Non è ravvisabile, quindi, una legittimazione passiva dell’accomandatario sulla base di una distinta prestazione di “fare” a lui personalmente ascrivibile. Ciò in quanto la prestazione correlata al diritto all’utile non è altro che una prestazione di “dare” integrata dall’obbligo di distribuzione incombente sulla società. Per cui, è sempre e solo la società, e non altri, il soggetto tenuto ad adempiere. Mentre il fatto che l’adempimento presupponga l’agire dell’amministratore non modifica i termini della questione, dal momento che l’amministratore, da questo punto di vista, risulta essere semplicemente l’organo tramite il quale la società opera. Per cui, si delinea un rapporto obbligatorio – da inquadrare, per il suo lato attivo, tra i crediti verso la società di cui all’art. 2304 c.c., e, per il suo lato passivo, tra le obbligazioni sociali di cui all’art. 2291 c.c. – del quale potrebbero rispondere anche i soci accomandatari in via illimitata e solidale con la società (salvo il beneficio di preventiva escussione di questa), con la possibilità per il creditore sociale di agire (ex art. 2304 c.c.) per munirsi di uno specifico titolo esecutivo nei confronti del socio illimitatamente e solidalmente responsabile dell’obbligazione sociale.

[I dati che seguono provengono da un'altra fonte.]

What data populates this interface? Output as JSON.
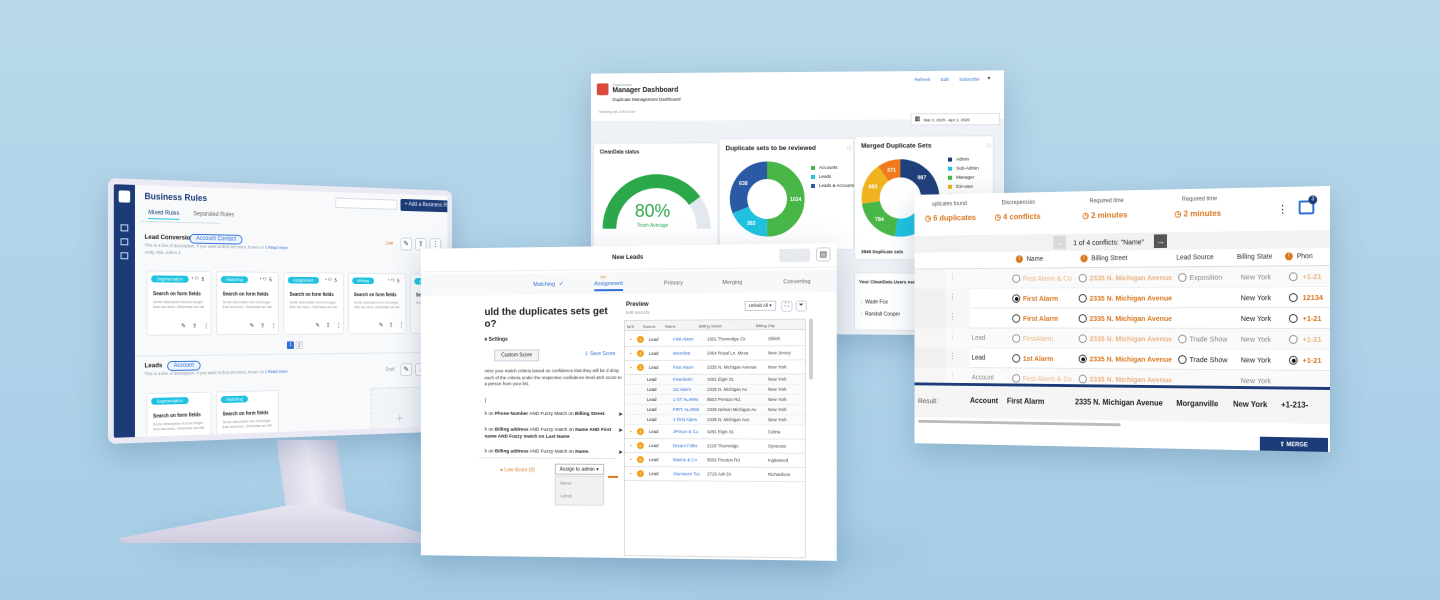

Peraltro, si evidenzia al riguardo come, recentemente, la Cassazione, nell’ordinanza n. 11223/2021, abbia stabilito che il socio di una società di persone potrebbe pretendere dagli amministratori gli utili non percepiti e risultanti da un rendiconto approvato attraverso l’azione di cui all’art. 2395 c.c., utilizzabile anche in tale ambito sociale (tale pretesa diverrebbe ingiustificata solo qualora, in sede di approvazione del rendiconto, sia stata condivisa la destinazione degli utili stessi ad incremento del capitale della società).

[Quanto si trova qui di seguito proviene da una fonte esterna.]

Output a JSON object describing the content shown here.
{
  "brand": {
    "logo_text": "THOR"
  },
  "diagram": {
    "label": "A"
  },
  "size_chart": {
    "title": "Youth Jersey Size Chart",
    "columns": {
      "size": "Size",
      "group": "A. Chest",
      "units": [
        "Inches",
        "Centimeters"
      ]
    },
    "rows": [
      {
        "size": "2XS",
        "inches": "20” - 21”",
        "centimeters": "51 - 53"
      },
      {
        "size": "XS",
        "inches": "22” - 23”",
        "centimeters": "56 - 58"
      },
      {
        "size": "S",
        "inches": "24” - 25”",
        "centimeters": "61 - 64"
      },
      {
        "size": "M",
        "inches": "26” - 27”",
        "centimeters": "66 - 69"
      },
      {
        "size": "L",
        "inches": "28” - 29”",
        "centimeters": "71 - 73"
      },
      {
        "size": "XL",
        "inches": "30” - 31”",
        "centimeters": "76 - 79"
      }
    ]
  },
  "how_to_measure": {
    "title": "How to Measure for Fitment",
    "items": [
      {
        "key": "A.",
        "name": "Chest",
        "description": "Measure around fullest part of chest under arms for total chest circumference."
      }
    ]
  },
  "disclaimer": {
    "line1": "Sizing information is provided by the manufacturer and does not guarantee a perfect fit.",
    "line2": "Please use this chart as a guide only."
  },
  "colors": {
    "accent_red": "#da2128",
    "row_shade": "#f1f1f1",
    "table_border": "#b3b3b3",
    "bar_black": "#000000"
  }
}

Ad ogni modo, tornando alla decisione in commento, i giudici di legittimità osservano come la diversa strada intrapresa dagli accomandanti del caso di specie – fondando l’azione giudiziale semplicemente sull’art. 1713 c.c., in tema di rendiconto del mandatario – finisca per spostare l’attenzione su un profilo assolutamente estraneo alla fattispecie societaria, visto che la citata norma collocherebbe l’impegno nel diverso schema del contratto di scambio che lega mandante e mandatario, e che in tal senso obbliga il mandatario semplicemente a rimettere al mandante “tutto ciò che ha ricevuto a causa del mandato”.

Cosa che – prosegue la Cassazione – implica il muoversi in un ambito causale del tutto diverso rispetto a quello della rappresentanza organica della società in rapporto ai terzi, tali essendo i soci una volta maturato il credito verso la società; dal momento che, una volta sorta l’obbligazione di pagamento, l’unico soggetto tenuto ad adempiere risulta essere la società.

Neppure, infine, è possibile prospettare l’emersione di una diversa ragione giuridica in grado di sostenere comunque la richiesta posta alla base del ricorso in Cassazione, perché, per tal via, si finirebbe per realizzare un mutamento della domanda per come definita nella causa petendi prospettata in giudizio.